Ireland's potato crop is likely to be extinct by mid-century because of climate change and the cost of irrigation, the conference was told.

Dr Rowan Fealy, senior researcher with the Irish Climate Analysis and Research Unit at NUI Maynooth, said that, at least initially, agriculture in Ireland was likely to benefit from climate change.

There would be decreasing productivity and yields at more southern locations in Europe due to increasing desertification, but as a mid-latitude country Ireland was likely to have increased yields with drought-resistant crops like barley and maize.

However, "our more traditional crop types, particularly the potato - we're probably going to see its demise, as it becomes economically unviable to produce. This is largely due to the associated costs of irrigation becoming overly prohibitive."

Dr Fealy pointed out that Ireland "is the sixth-highest emitter of CO2 on a per capita basis. This is only two behind the US, the country we most often like to point the finger of blame at. So we really need to get our house in order very, very quickly." Ireland produces 17,000 tonnes of CO2 emissions per person per year.

Dr Fealy said "water availability will become the critical issue in the future". There would be a national increase in rainfall of 15 per cent but a drop in the southeast of up to 40 per cent.

MEP Bairbre de Brún said Ireland was well placed to be a provider of sustainable technologies that others needed rather than becoming a net importer.

Ireland "has never had any extractive heavy industries" so it was in a better position "to advance quicker than others in developing an innovative clean economy".

Ms de Brún renewed the party's opposition to incineration and warned that local authorities could not operate on the basis that they could move from landfill to incineration.

Social partnership

The treatment of agency workers could threaten social partnership, Siptu's national industrial secretary and guest speaker, Michael Halpenny, warned. He spoke of "the paradox of social partnership, on the one hand, while we are virtually unique in Europe in our treatment of agency workers".
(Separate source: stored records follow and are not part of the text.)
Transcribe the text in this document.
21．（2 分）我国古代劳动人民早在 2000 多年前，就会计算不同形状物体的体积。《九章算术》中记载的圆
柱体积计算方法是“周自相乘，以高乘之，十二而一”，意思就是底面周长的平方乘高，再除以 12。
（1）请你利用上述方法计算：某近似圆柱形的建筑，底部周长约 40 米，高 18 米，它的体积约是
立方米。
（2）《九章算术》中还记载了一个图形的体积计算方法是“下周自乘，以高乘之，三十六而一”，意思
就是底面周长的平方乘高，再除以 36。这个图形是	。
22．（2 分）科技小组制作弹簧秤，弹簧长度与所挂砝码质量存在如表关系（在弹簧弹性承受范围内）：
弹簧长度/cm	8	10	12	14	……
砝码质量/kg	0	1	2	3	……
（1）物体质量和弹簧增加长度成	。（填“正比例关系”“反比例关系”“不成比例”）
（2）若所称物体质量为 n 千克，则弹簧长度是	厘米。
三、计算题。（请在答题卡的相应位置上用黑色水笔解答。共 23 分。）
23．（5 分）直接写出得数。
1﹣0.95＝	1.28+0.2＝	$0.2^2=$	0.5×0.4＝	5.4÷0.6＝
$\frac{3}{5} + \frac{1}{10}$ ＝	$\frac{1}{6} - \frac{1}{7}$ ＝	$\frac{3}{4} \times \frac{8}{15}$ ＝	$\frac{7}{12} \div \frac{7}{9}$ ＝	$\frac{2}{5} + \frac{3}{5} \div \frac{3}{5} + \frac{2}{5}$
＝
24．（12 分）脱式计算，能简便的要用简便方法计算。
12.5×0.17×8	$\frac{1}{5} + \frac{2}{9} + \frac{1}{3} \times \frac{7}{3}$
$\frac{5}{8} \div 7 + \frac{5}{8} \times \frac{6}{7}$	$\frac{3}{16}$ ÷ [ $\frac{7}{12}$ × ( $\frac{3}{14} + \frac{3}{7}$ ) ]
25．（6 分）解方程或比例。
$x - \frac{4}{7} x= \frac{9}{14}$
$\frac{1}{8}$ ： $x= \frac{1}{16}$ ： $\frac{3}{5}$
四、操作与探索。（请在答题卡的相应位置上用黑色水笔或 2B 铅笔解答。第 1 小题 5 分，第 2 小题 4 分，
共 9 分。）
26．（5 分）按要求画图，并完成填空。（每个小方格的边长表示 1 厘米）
He said there was an absence of legislation supporting their right to organise and be independently represented.

Mr Halpenny said the trade union movement had paid a heavy price for supporting social partnership.

"The membership continues to support it, because they believe that it has been the catalyst for economic progress essential to underpin living standards and a better quality of life."

Economic progress had not been matched on the social side, Mr Halpenny said.

"While it can be argued that it will take time for social infrastructure to be developed, no such excuse can be offered for the failure to legislate for principles which have been accepted as basic human rights in advanced European countries and, in some cases, for many years."